Rubio, a freshman Senator for Florida, said in a speech in Washington that it was imperative that the United States not “stand on the sidelines” of a simmering Middle East, but instead provide leadership to resolve global crises.
“Our preferred option since the US became a global leader has been to work with others to achieve our goals,” Rubio said in an address at the Brookings Institution think tank.
But “America has acted unilaterally in the past — and I believe it should continue to do so in the future — when necessity requires,” he added, alluding to Iran.

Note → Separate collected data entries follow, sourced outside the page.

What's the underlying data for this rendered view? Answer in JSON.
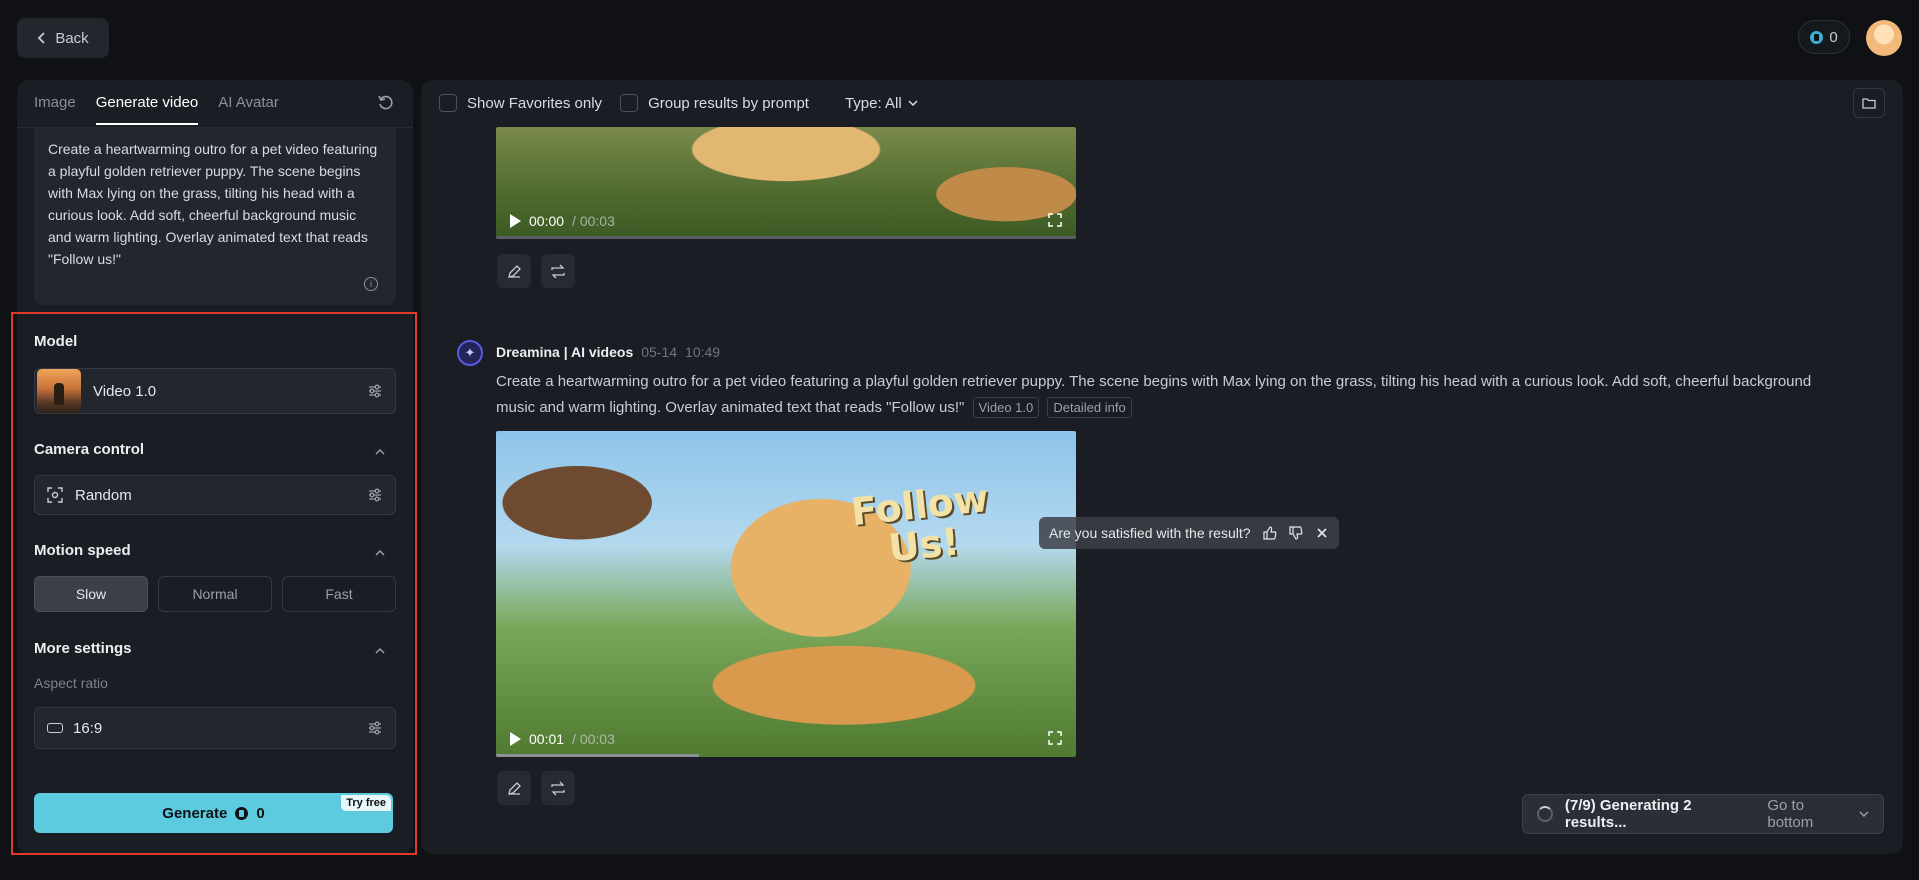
{
  "topbar": {
    "back_label": "Back",
    "credits": "0"
  },
  "left": {
    "tabs": [
      {
        "label": "Image"
      },
      {
        "label": "Generate video"
      },
      {
        "label": "AI Avatar"
      }
    ],
    "prompt": "Create a heartwarming outro for a pet video featuring a playful golden retriever puppy. The scene begins with Max lying on the grass, tilting his head with a curious look. Add soft, cheerful background music and warm lighting. Overlay animated text that reads \"Follow us!\"",
    "model": {
      "label": "Model",
      "value": "Video 1.0"
    },
    "camera": {
      "label": "Camera control",
      "value": "Random"
    },
    "motion": {
      "label": "Motion speed",
      "options": [
        "Slow",
        "Normal",
        "Fast"
      ],
      "selected": "Slow"
    },
    "more": {
      "label": "More settings",
      "aspect_label": "Aspect ratio",
      "aspect_value": "16:9"
    },
    "generate": {
      "label": "Generate",
      "cost": "0",
      "badge": "Try free"
    }
  },
  "main": {
    "filters": {
      "favorites": "Show Favorites only",
      "group": "Group results by prompt",
      "type": "Type: All"
    },
    "video1": {
      "current": "00:00",
      "duration": "00:03"
    },
    "message": {
      "author": "Dreamina | AI videos",
      "date": "05-14",
      "time": "10:49",
      "prompt": "Create a heartwarming outro for a pet video featuring a playful golden retriever puppy. The scene begins with Max lying on the grass, tilting his head with a curious look. Add soft, cheerful background music and warm lighting. Overlay animated text that reads \"Follow us!\"",
      "tag_model": "Video 1.0",
      "tag_info": "Detailed info"
    },
    "feedback": "Are you satisfied with the result?",
    "video2": {
      "overlay_text_1": "Follow",
      "overlay_text_2": "Us!",
      "current": "00:01",
      "duration": "00:03",
      "progress_pct": 35
    },
    "status": {
      "text": "(7/9) Generating 2 results...",
      "link": "Go to bottom"
    }
  },
  "colors": {
    "accent": "#5ccbe0",
    "highlight": "#e0392b",
    "panel": "#1a1d23",
    "background": "#0f1115"
  }
}
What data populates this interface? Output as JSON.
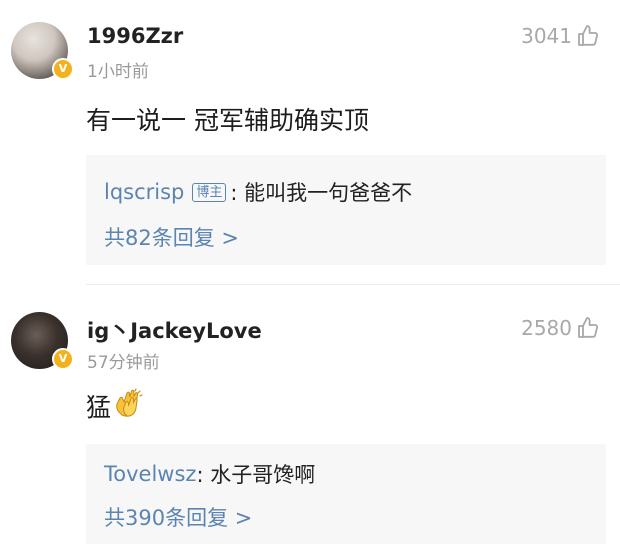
{
  "comments": [
    {
      "username": "1996Zzr",
      "timestamp": "1小时前",
      "likes": "3041",
      "verified_badge": "V",
      "content": "有一说一 冠军辅助确实顶",
      "reply": {
        "user": "lqscrisp",
        "badge": "博主",
        "text": ": 能叫我一句爸爸不",
        "count_text": "共82条回复 >"
      }
    },
    {
      "username": "ig丶JackeyLove",
      "timestamp": "57分钟前",
      "likes": "2580",
      "verified_badge": "V",
      "content": "猛",
      "content_emoji": "clapping-hands-icon",
      "reply": {
        "user": "Tovelwsz",
        "text": ": 水子哥馋啊",
        "count_text": "共390条回复 >"
      }
    }
  ],
  "colors": {
    "link": "#5b84b1",
    "muted": "#9a9a9a",
    "reply_bg": "#f7f7f7",
    "verified": "#f3b21c"
  }
}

Rubio, a member of the powerful Senate Foreign Relations Committee recently campaigned with the presumptive Republican presidential nominee Mitt Romney, and has been touted as a possible running mate.
Rubio, 40, said multinational cooperation must be a priority in dealing with Iran, the regime in Syria and a rising China.
But he focused on Iran, noting that “the goal of preventing a dominant Iran is so important that every regional policy we adopt should be crafted with that overriding goal in mind.”
US officials should operate on a “dual track,” with the United Nations and other international groups, to rein in Iran, he said.
“We should also be preparing our allies, and the world, for the reality that unfortunately, if all else fails, preventing a nuclear Iran may, tragically, require a military solution.”
Rubio, also lambasted Russian president-elect Vladimir Putin’s preaching of “paranoia and anti-Western sentiments” and the “curtain of secrecy that veils the Chinese state.”
“On the most difficult transnational challenges of our time, who will lead if we do not? The answer, at least today, is that no other nation or organization is willing or able to do so,” he said.